For centuries, southern Oregon was home to a collection of Tribes who remained largely unscathed by white settler migration. But in 1851, the discovery of gold and the opening of Indian Territory to white settlement brought miners and other settlers, which resulted in years of conflicts that culminated in 1856 with the Tribes’ forced removal to the Grand Ronde and Siletz Reservations, creating Oregon’s “Trail of Tears.”

“When you look at these images, it’s a reminder that the ancestors of this place had been there since time immemorial,” Harrelson said. “Our ancestors wanted to stay in their homes. They didn’t want to move to a Reservation. People were force marched to the Reservation under threat of murder. When they arrived, 500 died in the winter between 1855 to 1856. We need to tell these stories to make sure things like this don’t happen again, and to know the full history, even if it is painful.”

During the virtual event, Bergeman visits landscapes where the conflicts began more than 160 years ago, and uses an infrared camera to photograph various images. 

He told viewers that he is not a historian, and before beginning the project he was only vaguely aware of Oregon’s dark history of the Rogue River Wars.

“After I became interested in the project, I tried to find everything I could read about it,” Bergeman said. 

During the photographic presentation, Bergeman discusses the various sites where battles took place.
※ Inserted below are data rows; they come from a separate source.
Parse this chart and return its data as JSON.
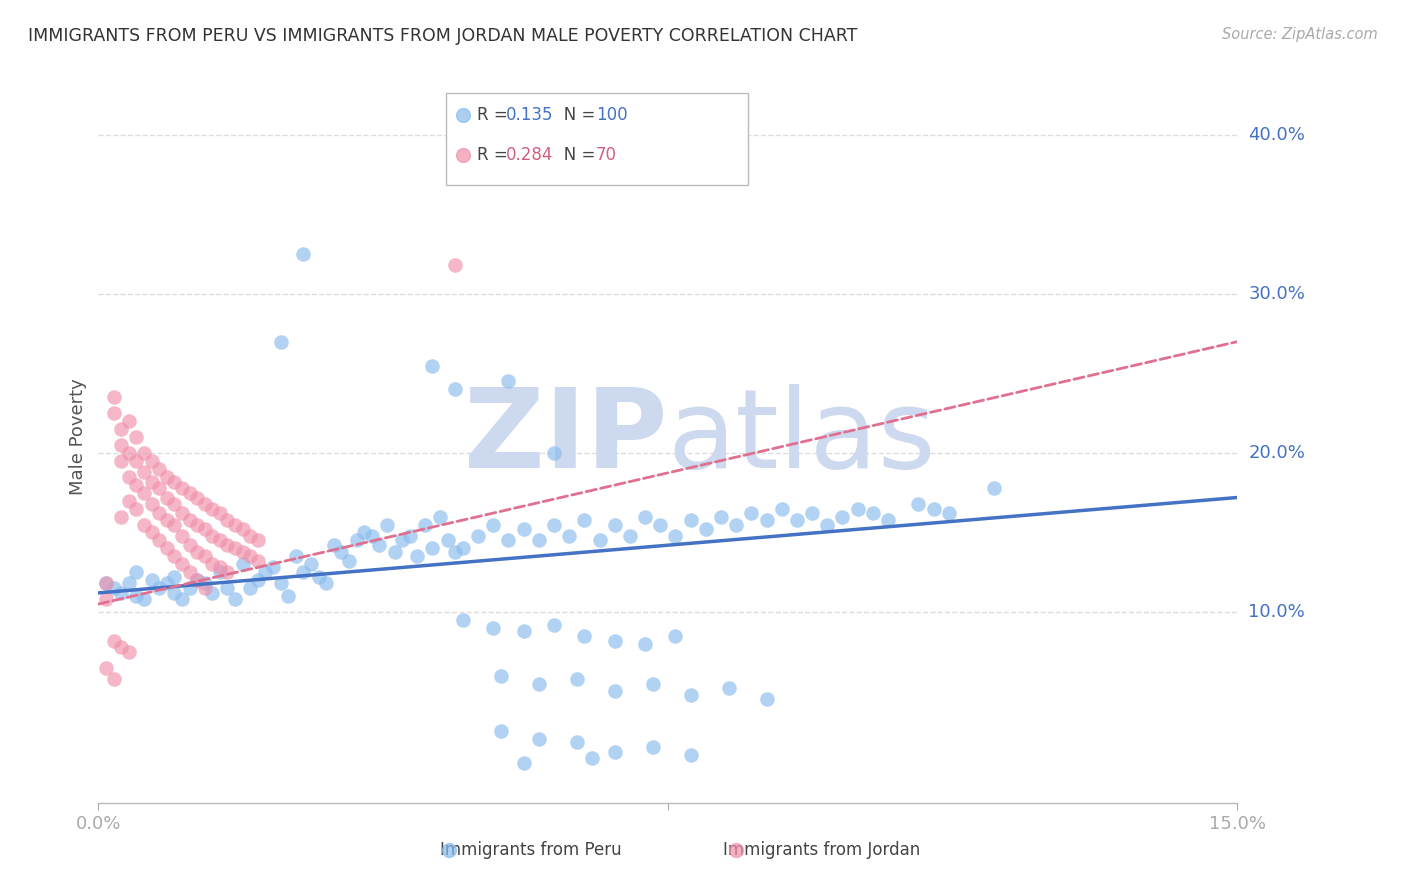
{
  "title": "IMMIGRANTS FROM PERU VS IMMIGRANTS FROM JORDAN MALE POVERTY CORRELATION CHART",
  "source": "Source: ZipAtlas.com",
  "ylabel_label": "Male Poverty",
  "xlim": [
    0.0,
    0.15
  ],
  "ylim": [
    -0.02,
    0.44
  ],
  "ylabel_right_positions": [
    0.1,
    0.2,
    0.3,
    0.4
  ],
  "ylabel_right_labels": [
    "10.0%",
    "20.0%",
    "30.0%",
    "40.0%"
  ],
  "legend_peru_R": "0.135",
  "legend_peru_N": "100",
  "legend_jordan_R": "0.284",
  "legend_jordan_N": "70",
  "color_peru": "#88bbee",
  "color_jordan": "#f090aa",
  "color_line_peru": "#4472c4",
  "color_line_jordan": "#e07090",
  "color_text_blue": "#4472c4",
  "color_text_pink": "#d06080",
  "watermark_color": "#ccd9ee",
  "background_color": "#ffffff",
  "grid_color": "#dddddd",
  "peru_line_x": [
    0.0,
    0.15
  ],
  "peru_line_y": [
    0.112,
    0.172
  ],
  "jordan_line_x": [
    0.0,
    0.15
  ],
  "jordan_line_y": [
    0.105,
    0.27
  ],
  "peru_scatter": [
    [
      0.001,
      0.118
    ],
    [
      0.002,
      0.115
    ],
    [
      0.003,
      0.112
    ],
    [
      0.004,
      0.118
    ],
    [
      0.005,
      0.11
    ],
    [
      0.005,
      0.125
    ],
    [
      0.006,
      0.108
    ],
    [
      0.007,
      0.12
    ],
    [
      0.008,
      0.115
    ],
    [
      0.009,
      0.118
    ],
    [
      0.01,
      0.112
    ],
    [
      0.01,
      0.122
    ],
    [
      0.011,
      0.108
    ],
    [
      0.012,
      0.115
    ],
    [
      0.013,
      0.12
    ],
    [
      0.014,
      0.118
    ],
    [
      0.015,
      0.112
    ],
    [
      0.016,
      0.125
    ],
    [
      0.017,
      0.115
    ],
    [
      0.018,
      0.108
    ],
    [
      0.019,
      0.13
    ],
    [
      0.02,
      0.115
    ],
    [
      0.021,
      0.12
    ],
    [
      0.022,
      0.125
    ],
    [
      0.023,
      0.128
    ],
    [
      0.024,
      0.118
    ],
    [
      0.025,
      0.11
    ],
    [
      0.026,
      0.135
    ],
    [
      0.027,
      0.125
    ],
    [
      0.028,
      0.13
    ],
    [
      0.029,
      0.122
    ],
    [
      0.03,
      0.118
    ],
    [
      0.031,
      0.142
    ],
    [
      0.032,
      0.138
    ],
    [
      0.033,
      0.132
    ],
    [
      0.034,
      0.145
    ],
    [
      0.035,
      0.15
    ],
    [
      0.036,
      0.148
    ],
    [
      0.037,
      0.142
    ],
    [
      0.038,
      0.155
    ],
    [
      0.039,
      0.138
    ],
    [
      0.04,
      0.145
    ],
    [
      0.041,
      0.148
    ],
    [
      0.042,
      0.135
    ],
    [
      0.043,
      0.155
    ],
    [
      0.044,
      0.14
    ],
    [
      0.045,
      0.16
    ],
    [
      0.046,
      0.145
    ],
    [
      0.047,
      0.138
    ],
    [
      0.048,
      0.14
    ],
    [
      0.05,
      0.148
    ],
    [
      0.052,
      0.155
    ],
    [
      0.054,
      0.145
    ],
    [
      0.056,
      0.152
    ],
    [
      0.058,
      0.145
    ],
    [
      0.06,
      0.155
    ],
    [
      0.062,
      0.148
    ],
    [
      0.064,
      0.158
    ],
    [
      0.066,
      0.145
    ],
    [
      0.068,
      0.155
    ],
    [
      0.07,
      0.148
    ],
    [
      0.072,
      0.16
    ],
    [
      0.074,
      0.155
    ],
    [
      0.076,
      0.148
    ],
    [
      0.078,
      0.158
    ],
    [
      0.08,
      0.152
    ],
    [
      0.082,
      0.16
    ],
    [
      0.084,
      0.155
    ],
    [
      0.086,
      0.162
    ],
    [
      0.088,
      0.158
    ],
    [
      0.09,
      0.165
    ],
    [
      0.092,
      0.158
    ],
    [
      0.094,
      0.162
    ],
    [
      0.096,
      0.155
    ],
    [
      0.098,
      0.16
    ],
    [
      0.1,
      0.165
    ],
    [
      0.102,
      0.162
    ],
    [
      0.104,
      0.158
    ],
    [
      0.108,
      0.168
    ],
    [
      0.11,
      0.165
    ],
    [
      0.112,
      0.162
    ],
    [
      0.118,
      0.178
    ],
    [
      0.024,
      0.27
    ],
    [
      0.027,
      0.325
    ],
    [
      0.044,
      0.255
    ],
    [
      0.047,
      0.24
    ],
    [
      0.054,
      0.245
    ],
    [
      0.06,
      0.2
    ],
    [
      0.048,
      0.095
    ],
    [
      0.052,
      0.09
    ],
    [
      0.056,
      0.088
    ],
    [
      0.06,
      0.092
    ],
    [
      0.064,
      0.085
    ],
    [
      0.068,
      0.082
    ],
    [
      0.072,
      0.08
    ],
    [
      0.076,
      0.085
    ],
    [
      0.053,
      0.06
    ],
    [
      0.058,
      0.055
    ],
    [
      0.063,
      0.058
    ],
    [
      0.068,
      0.05
    ],
    [
      0.073,
      0.055
    ],
    [
      0.078,
      0.048
    ],
    [
      0.083,
      0.052
    ],
    [
      0.088,
      0.045
    ],
    [
      0.053,
      0.025
    ],
    [
      0.058,
      0.02
    ],
    [
      0.063,
      0.018
    ],
    [
      0.068,
      0.012
    ],
    [
      0.073,
      0.015
    ],
    [
      0.078,
      0.01
    ],
    [
      0.056,
      0.005
    ],
    [
      0.065,
      0.008
    ]
  ],
  "jordan_scatter": [
    [
      0.001,
      0.118
    ],
    [
      0.001,
      0.108
    ],
    [
      0.002,
      0.235
    ],
    [
      0.002,
      0.225
    ],
    [
      0.003,
      0.215
    ],
    [
      0.003,
      0.205
    ],
    [
      0.003,
      0.195
    ],
    [
      0.003,
      0.16
    ],
    [
      0.004,
      0.22
    ],
    [
      0.004,
      0.2
    ],
    [
      0.004,
      0.185
    ],
    [
      0.004,
      0.17
    ],
    [
      0.005,
      0.21
    ],
    [
      0.005,
      0.195
    ],
    [
      0.005,
      0.18
    ],
    [
      0.005,
      0.165
    ],
    [
      0.006,
      0.2
    ],
    [
      0.006,
      0.188
    ],
    [
      0.006,
      0.175
    ],
    [
      0.006,
      0.155
    ],
    [
      0.007,
      0.195
    ],
    [
      0.007,
      0.182
    ],
    [
      0.007,
      0.168
    ],
    [
      0.007,
      0.15
    ],
    [
      0.008,
      0.19
    ],
    [
      0.008,
      0.178
    ],
    [
      0.008,
      0.162
    ],
    [
      0.008,
      0.145
    ],
    [
      0.009,
      0.185
    ],
    [
      0.009,
      0.172
    ],
    [
      0.009,
      0.158
    ],
    [
      0.009,
      0.14
    ],
    [
      0.01,
      0.182
    ],
    [
      0.01,
      0.168
    ],
    [
      0.01,
      0.155
    ],
    [
      0.01,
      0.135
    ],
    [
      0.011,
      0.178
    ],
    [
      0.011,
      0.162
    ],
    [
      0.011,
      0.148
    ],
    [
      0.011,
      0.13
    ],
    [
      0.012,
      0.175
    ],
    [
      0.012,
      0.158
    ],
    [
      0.012,
      0.142
    ],
    [
      0.012,
      0.125
    ],
    [
      0.013,
      0.172
    ],
    [
      0.013,
      0.155
    ],
    [
      0.013,
      0.138
    ],
    [
      0.013,
      0.12
    ],
    [
      0.014,
      0.168
    ],
    [
      0.014,
      0.152
    ],
    [
      0.014,
      0.135
    ],
    [
      0.014,
      0.115
    ],
    [
      0.015,
      0.165
    ],
    [
      0.015,
      0.148
    ],
    [
      0.015,
      0.13
    ],
    [
      0.016,
      0.162
    ],
    [
      0.016,
      0.145
    ],
    [
      0.016,
      0.128
    ],
    [
      0.017,
      0.158
    ],
    [
      0.017,
      0.142
    ],
    [
      0.017,
      0.125
    ],
    [
      0.018,
      0.155
    ],
    [
      0.018,
      0.14
    ],
    [
      0.019,
      0.152
    ],
    [
      0.019,
      0.138
    ],
    [
      0.02,
      0.148
    ],
    [
      0.02,
      0.135
    ],
    [
      0.021,
      0.145
    ],
    [
      0.021,
      0.132
    ],
    [
      0.002,
      0.082
    ],
    [
      0.003,
      0.078
    ],
    [
      0.004,
      0.075
    ],
    [
      0.047,
      0.318
    ],
    [
      0.001,
      0.065
    ],
    [
      0.002,
      0.058
    ]
  ]
}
Battles were frequently instigated by gold miners in the area, who taunted the Indigenous people and often started skirmishes out of boredom. In one case, miners got drunk at a local bar and then headed out to burn down a Rogue River village, killing women, Elders and children while the men were away. The next day, the men returned to their village and saw the destruction, then began retaliating against settlers for the murders of their people. 

“These wars were mostly swept under the rug,” Bergeman said, adding that many of the earlier books on the subject were portrayed only from the settlers’ perspective. It wasn’t until the last part of the 20th century that publications written from the Native American perspective were widely available.

The Nov. 18 video will be presented by Grand Ronde Cultural Policy Analyst and Tribal Elder Greg Archuleta and Tribal member Jesse Norton.

In 2018, 10 unnamed creeks on Marys Peak near Corvallis were approved for naming by the U.S. Geological Service, and included words from three different Indigenous languages, which received broad local support and participation. The process was hailed as a success story among naming efforts nationally and served as an example of how Tribes can be engaged and represented.

The presentation will provide an overview of Marys Peak and the 10 creeks through narrative, maps, photos and a video, followed by a moderated discussion panel.  

The Tribe has been hosting a History and Culture Summit annually since 2013. Last year’s gathering was held at Chachalu Museum & Cultural Center and was focused on Chinookan art, with a collaborative carving project by several artists and hands-on activities for attendees.